What is a Deposition?

If involved in a neglect or abuse lawsuit, a deposition might happen. Your parent’s lawyer will most likely depose the defendant in the case. They might also depose other staff members, the director of operations, etc. A deposition is a piece of sworn evidence that will try to make your case stronger. Depositions occur under oath. This means that if you lie during a deposition, you could be charged with perjury. When your parent’s lawyer deposes someone, you can collect evidence against the defendant. You can do this to make your argument stronger.

In some cases, the defendant’s lawyer will depose your parent. Your parent must give testimony at a deposition if deposed. There is no need for your parent to be nervous about giving a deposition. Their lawyer will be present and will make sure that the questions are appropriate. So long as your parent answers honestly or to the best of their ability, there shouldn’t be any issues.

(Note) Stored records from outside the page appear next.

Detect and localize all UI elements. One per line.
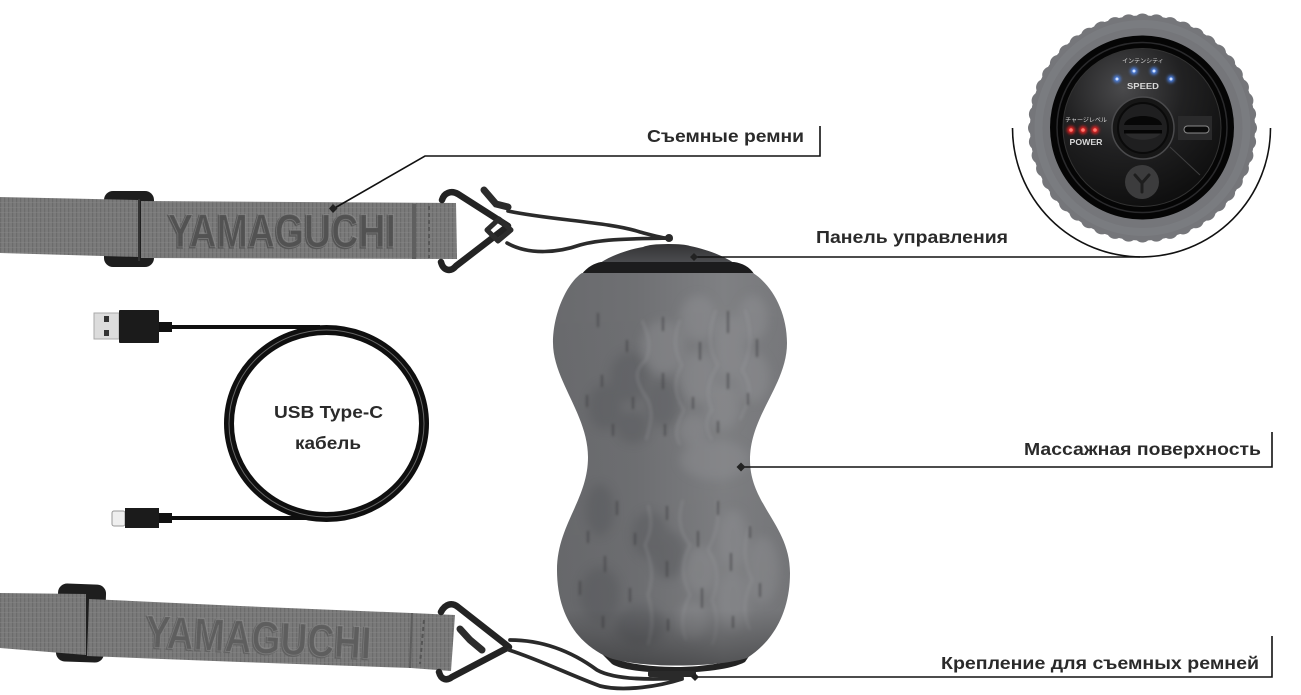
triangular ring lower [439, 604, 509, 679]
speed labels: SPEED [1127, 81, 1159, 91]
strap band upper right [141, 201, 457, 259]
pinch marks dark [580, 312, 760, 630]
callout: control panel label: Панель управления [816, 227, 1008, 247]
elastic cords lower [509, 640, 682, 688]
ball surface [553, 273, 790, 666]
massage ball [550, 244, 795, 677]
power labels [1065, 117, 1107, 147]
upper strap [0, 190, 673, 270]
black bezel [1050, 36, 1234, 220]
type-c plug body [125, 508, 159, 528]
bead edges [636, 362, 680, 635]
dark cells [580, 352, 686, 645]
strap band lower right [87, 599, 455, 671]
callout: removable straps label [329, 126, 820, 213]
cable coil [172, 327, 424, 518]
bottom hub [648, 671, 696, 677]
control face [1063, 48, 1221, 206]
mode switch [1112, 97, 1174, 159]
callout: massage surface label: Массажная поверхность [1024, 439, 1261, 459]
strap logo lower: YAMAGUCHI [143, 606, 372, 670]
power leds [1067, 126, 1099, 134]
buckle loop upper [104, 191, 154, 267]
top black band [582, 262, 754, 274]
power labels: POWER [1070, 137, 1102, 147]
speed leds [1114, 68, 1174, 82]
bottom cap [600, 652, 752, 673]
usb a plug body [119, 310, 159, 343]
grey scalloped rim [1030, 16, 1255, 240]
light cells [641, 295, 779, 640]
callout: control panel label [690, 227, 1140, 261]
speed labels: インテンシティ [1122, 58, 1164, 65]
cable label: USB Type-C [274, 402, 383, 422]
strap logo upper: YAMAGUCHI [167, 205, 395, 258]
strap band lower left [0, 593, 86, 655]
support arc [1012, 128, 1270, 257]
buckle loop lower [56, 583, 106, 663]
callout: massage surface label [736, 432, 1272, 472]
toggle lower [460, 629, 482, 650]
cord knot upper [484, 190, 508, 207]
callout: strap mount label: Крепление для съемных ремней [941, 653, 1259, 673]
triangular ring upper [441, 192, 508, 270]
bottom shade [568, 616, 782, 666]
strap band upper left [0, 197, 138, 257]
lower strap [0, 583, 682, 688]
elastic cords upper [507, 211, 671, 252]
control panel close-up [1012, 16, 1270, 257]
usb a plug metal [94, 313, 119, 339]
strap logo upper: YAMAGUCHI [168, 204, 396, 257]
y logo button [1125, 165, 1159, 199]
top dome [600, 244, 734, 263]
usb type-c cable [94, 310, 424, 528]
ball surface relief [568, 300, 782, 666]
diagonal seam [1170, 147, 1200, 175]
speed labels [1122, 58, 1164, 91]
callout: strap mount label [691, 636, 1272, 681]
strap logo lower: YAMAGUCHI [145, 605, 373, 669]
power labels: チャージレベル [1065, 117, 1107, 124]
usb-c port [1178, 116, 1212, 140]
usb type-c cable: кабель [295, 433, 361, 453]
callout: removable straps label: Съемные ремни [647, 126, 804, 146]
type-c plug metal [112, 511, 125, 526]
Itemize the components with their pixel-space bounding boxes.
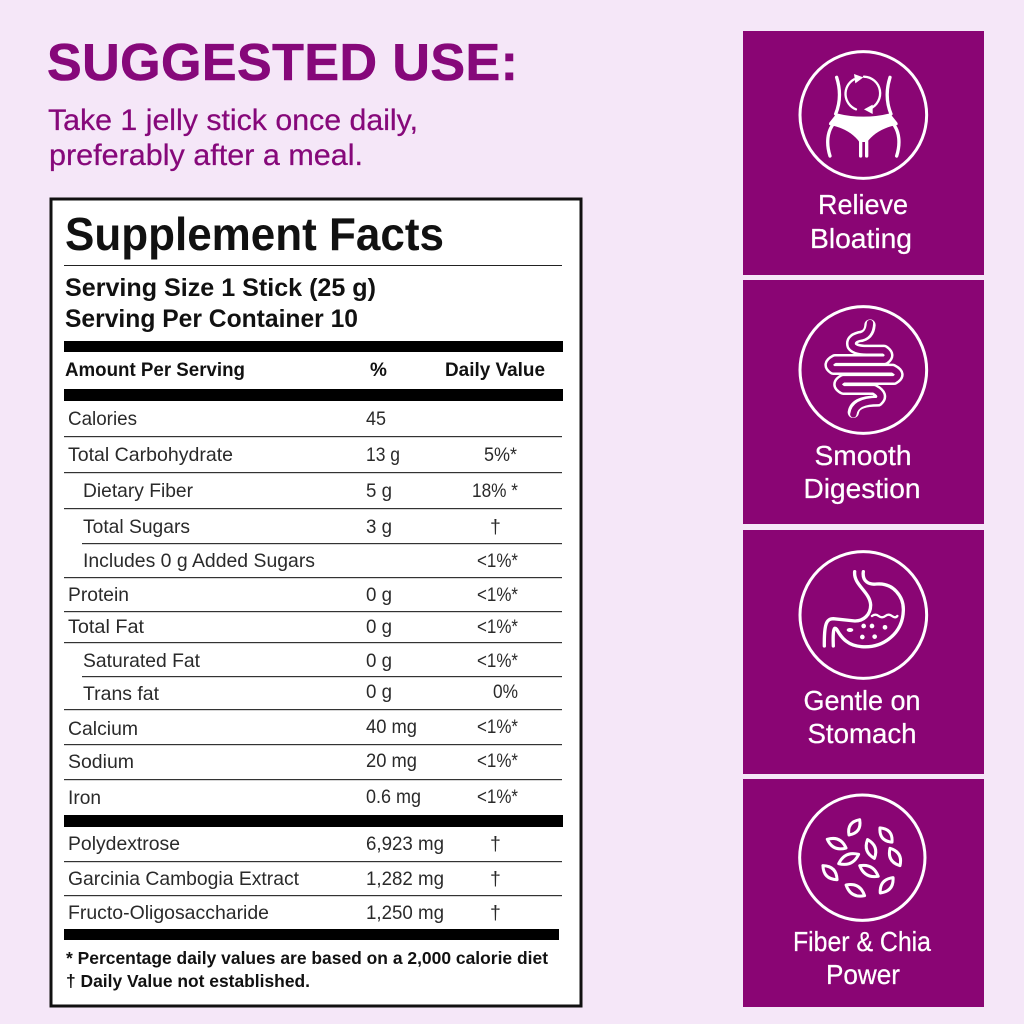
panel: smooth digestion [743, 280, 984, 524]
panel: fiber and chia power [743, 779, 984, 1007]
label: Stomach [808, 718, 916, 749]
nutrient rows: Dietary Fiber [83, 480, 193, 502]
nutrient rows: <1%* [477, 786, 518, 808]
label: Digestion [804, 473, 920, 504]
panel: supplement facts [51, 199, 581, 1006]
nutrient rows: 20 mg [366, 750, 417, 772]
label: Fiber & Chia [793, 926, 931, 957]
nutrient rows: † [490, 868, 501, 890]
nutrient rows: 0.6 mg [366, 786, 421, 808]
nutrient rows: 1,282 mg [366, 868, 444, 890]
nutrient rows: Sodium [68, 751, 134, 773]
usage instructions: preferably after a meal. [49, 139, 363, 172]
nutrient rows: 45 [366, 408, 386, 430]
nutrient rows: Total Sugars [83, 516, 190, 538]
nutrient rows: 0% [493, 681, 518, 703]
nutrient rows: 3 g [366, 516, 392, 538]
nutrient rows: 0 g [366, 584, 392, 606]
nutrient rows: Fructo-Oligosaccharide [68, 902, 269, 924]
panel: gentle on stomach [743, 530, 984, 774]
nutrient rows: Polydextrose [68, 833, 180, 855]
label: Relieve [818, 189, 908, 220]
nutrient rows: 5%* [484, 444, 517, 466]
serving information: Serving Size 1 Stick (25 g) [65, 274, 376, 302]
nutrient rows: 1,250 mg [366, 902, 444, 924]
nutrient rows [68, 408, 518, 924]
nutrient rows: † [490, 516, 501, 538]
panel: relieve bloating [743, 31, 984, 275]
nutrient rows: Total Carbohydrate [68, 444, 233, 466]
nutrient rows: Saturated Fat [83, 650, 201, 672]
nutrient rows: Garcinia Cambogia Extract [68, 868, 300, 890]
nutrient rows: <1%* [477, 716, 518, 738]
serving information [65, 274, 376, 333]
nutrient rows: 40 mg [366, 716, 417, 738]
footnotes [66, 948, 548, 991]
nutrient rows: Iron [68, 787, 101, 809]
label [804, 685, 920, 749]
nutrient rows: 5 g [366, 480, 392, 502]
nutrient rows: † [490, 902, 501, 924]
label [804, 440, 920, 504]
label [810, 189, 912, 254]
nutrient rows: 0 g [366, 681, 392, 703]
icon: chia seeds [800, 795, 925, 920]
table header: Amount Per Serving [65, 360, 245, 381]
nutrient rows: <1%* [477, 550, 518, 572]
table header: % [370, 360, 387, 381]
nutrient rows: Trans fat [83, 683, 160, 705]
nutrient rows: Total Fat [68, 616, 145, 638]
label: Smooth [814, 440, 912, 471]
icon: stomach [800, 552, 927, 678]
nutrient rows: 6,923 mg [366, 833, 444, 855]
nutrient rows: <1%* [477, 750, 518, 772]
icon: intestines [800, 307, 927, 433]
nutrient rows: <1%* [477, 616, 518, 638]
nutrient rows: 0 g [366, 650, 392, 672]
footnotes: * Percentage daily values are based on a 2,000 calorie diet [66, 948, 548, 968]
nutrient rows: Protein [68, 584, 129, 606]
label [793, 926, 931, 990]
nutrient rows: 13 g [366, 444, 400, 466]
label: Power [826, 959, 900, 990]
label: Bloating [810, 223, 912, 254]
usage instructions [48, 104, 418, 172]
serving information: Serving Per Container 10 [65, 305, 358, 333]
nutrient rows: 18% * [472, 480, 518, 502]
nutrient rows: Calcium [68, 718, 138, 740]
nutrient rows: † [490, 833, 501, 855]
nutrient rows: 0 g [366, 616, 392, 638]
facts heading: Supplement Facts [65, 208, 444, 260]
nutrient rows: Calories [68, 408, 137, 430]
table header: Daily Value [445, 360, 545, 381]
nutrient rows: <1%* [477, 650, 518, 672]
nutrient rows: Includes 0 g Added Sugars [83, 550, 315, 572]
footnotes: † Daily Value not established. [66, 971, 310, 991]
label: Gentle on [804, 685, 920, 716]
table header [65, 360, 545, 381]
icon: waist with circular arrows [800, 52, 927, 178]
nutrient rows: <1%* [477, 584, 518, 606]
title: SUGGESTED USE: [47, 34, 518, 92]
usage instructions: Take 1 jelly stick once daily, [48, 104, 418, 137]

What is the Pretrial Period?

Before a trial takes place, there will be a pretrial period in which both parties can gather evidence. They can also file motions, and prepare their arguments. At the end of this period is a pretrial hearing. At the pretrial hearing, both parties and their lawyers will meet with a judge. They will attempt to resolve any legal issues before the actual trial begins. This ensures that both parties are on the same page and that they are prepared for trial.

What is a Settlement?

In many civil cases, one party or both parties will attempt to settle the case before it goes to trial. There are many different reasons to settle the case. Maybe you realize that your case is not as strong as you initially thought it was. Maybe you don’t want to spend the time and the money on going to trial. Or, maybe you want to avoid the risk of trial and establish a compromise instead. Whatever the reason, either party may propose a settlement before the case goes to trial. In most cases, the plaintiff is the one that proposes a settlement. But, either party may try to settle the case before it goes to trial. If a settlement gets reached, trial will be avoided. If both parties cannot come to an agreement, the case will proceed to trial.

What is Compensation?

One of the main purposes of filing a lawsuit against an abuser is to receive compensation. Compensation is for the pain and suffering that your parent has experienced. Compensation can get awarded for:

  • Any bills associated with the neglect or abuse (hospital bills, medication, medical equipment, etc).
  • Money or property that got stolen.
  • Pain.
  • Suffering.

These are the main categories that compensation will be provided for. A judge will determine compensation for each case based on your parent’s specific situation.

Statute of Limitations

In each state, there is a certain amount of time that a victim has to file a lawsuit against the at fault party. This time period is known as the statute of limitations. Once the statute of limitations passes, a lawsuit against the abuser can’t get filed. The statute of limitations is different in each state. regardless of the time period that you have, it is always best to be proactive. Begin building your case as soon as possible.